Moly Oxide, Europe (Mo Drummed Molydbic Oxide EU) $17.25/lb (the price reported in the Metals Bulletin)
Here's a 1-month chart of molybdenum and nickel:
London Metal Exchange (LME) Futures Contracts
3-Month (Buyer) $37,000/metric ton $17.01/lb
3-Month (Seller)$38,000/metric ton $17.92/lb
15-Month (Buyer) $37,000/metric ton $17.01/lb
15-Month (Seller)$38,000/metric ton $17.92/lb
Here's a chart of the LME 3-month contract (seller) from the 2/22 launch price to Friday's close:
The difference between Western moly oxide, European moly oxide and the LME 3-month seller's contract is now less than $1, a sign of price stability.

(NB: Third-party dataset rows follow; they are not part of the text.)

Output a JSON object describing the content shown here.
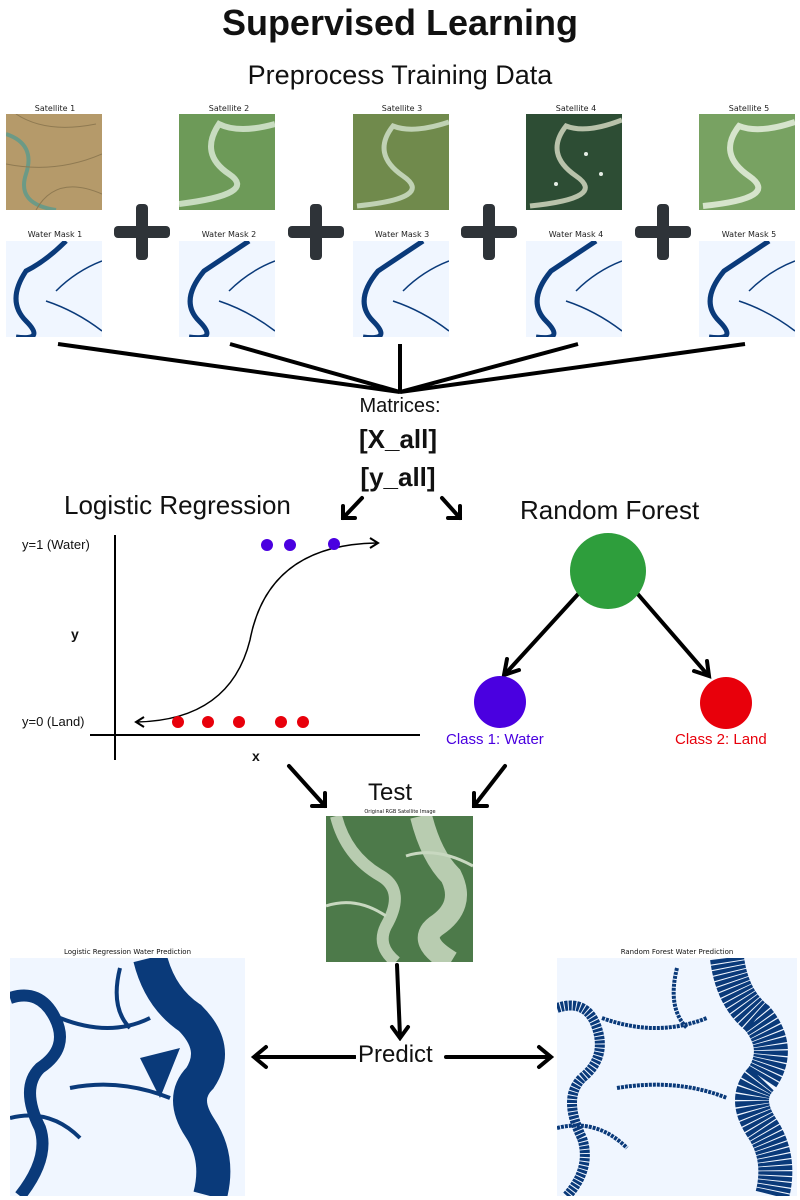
{
  "title": "Supervised Learning",
  "subtitle": "Preprocess Training Data",
  "satellite_labels": [
    "Satellite 1",
    "Satellite 2",
    "Satellite 3",
    "Satellite 4",
    "Satellite 5"
  ],
  "mask_labels": [
    "Water Mask 1",
    "Water Mask 2",
    "Water Mask 3",
    "Water Mask 4",
    "Water Mask 5"
  ],
  "matrices": {
    "label": "Matrices:",
    "x": "[X_all]",
    "y": "[y_all]"
  },
  "logistic": {
    "title": "Logistic Regression",
    "y1_label": "y=1 (Water)",
    "y0_label": "y=0 (Land)",
    "y_axis": "y",
    "x_axis": "x"
  },
  "forest": {
    "title": "Random Forest",
    "class1": "Class 1: Water",
    "class2": "Class 2: Land"
  },
  "test": {
    "title": "Test",
    "image_caption": "Original RGB Satellite Image"
  },
  "predict_label": "Predict",
  "lr_pred_caption": "Logistic Regression Water Prediction",
  "rf_pred_caption": "Random Forest Water Prediction",
  "colors": {
    "water_class": "#4a00e0",
    "land_class": "#e8000b",
    "root_node": "#2e9e3c",
    "mask_water": "#0a3a7a",
    "mask_bg": "#f0f6ff",
    "plus": "#2e3338"
  }
}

Enough talk, let's walk the walk:
4-WD is OFF - the VIX or "fear index" is below 25, smoother broader markets are still in the cards; metals & miners are good with FCX remaining comfortably above $74; the benchmark 10-year T-Note remains below 4% (what is this?)
The YELLOW light is switched back on our fuel gauge with oil above $80
An ORANGE light is ON for possible adverse regulation/legislation: Miner's claim fee, Miner taxation, Cortez Hills & mercury emissions
Otherwise, all lights are green on the Eureka Outlook Dashboard (upper right, what's this?)
NYMEX/COMEX: Oil is up $2.04 in early trading to $82.04 (May contract, most active); Gold is up $4.1 to $1108.4 (April contract, most active); Silver is up $0.379 to $17.285 (May contract); Copper is up $0.0980 to $3.5010 (May contract); Western Molybdenum Oxide is moves up to $17.11
The DOW is up 64.39 points to 10905.60; the S&P 500 is up 6.86 to 1172.59. The miners rock:
Barrick (ABX) $37.59 up 0.48%
Newmont (NEM) $49.61 up 0.47%
US Gold UXG) $2.69 up 1.93%
General Moly (Eureka Moly, LLC) (GMO) $3.41 up 4.28%
Thompson Creek (TC) $13.05 up 0.46%
Freeport-McMoRan (FCX) $79.18 up 1.36% (a bellwether mining stock spanning copper, gols & molybdenum)
The Steels are up, (a "tell" for General Moly & Thompson Creek):
ArcelorMittal (MT) $43.98 up 1.81% - global steel producer
POSCO (PKX) $116.24 up 0.94% - South Korean integrated steel producer
The Eureka Miner's Grubstake Portfolio is is up 1.39% to $1,324,225.54 (what's this?).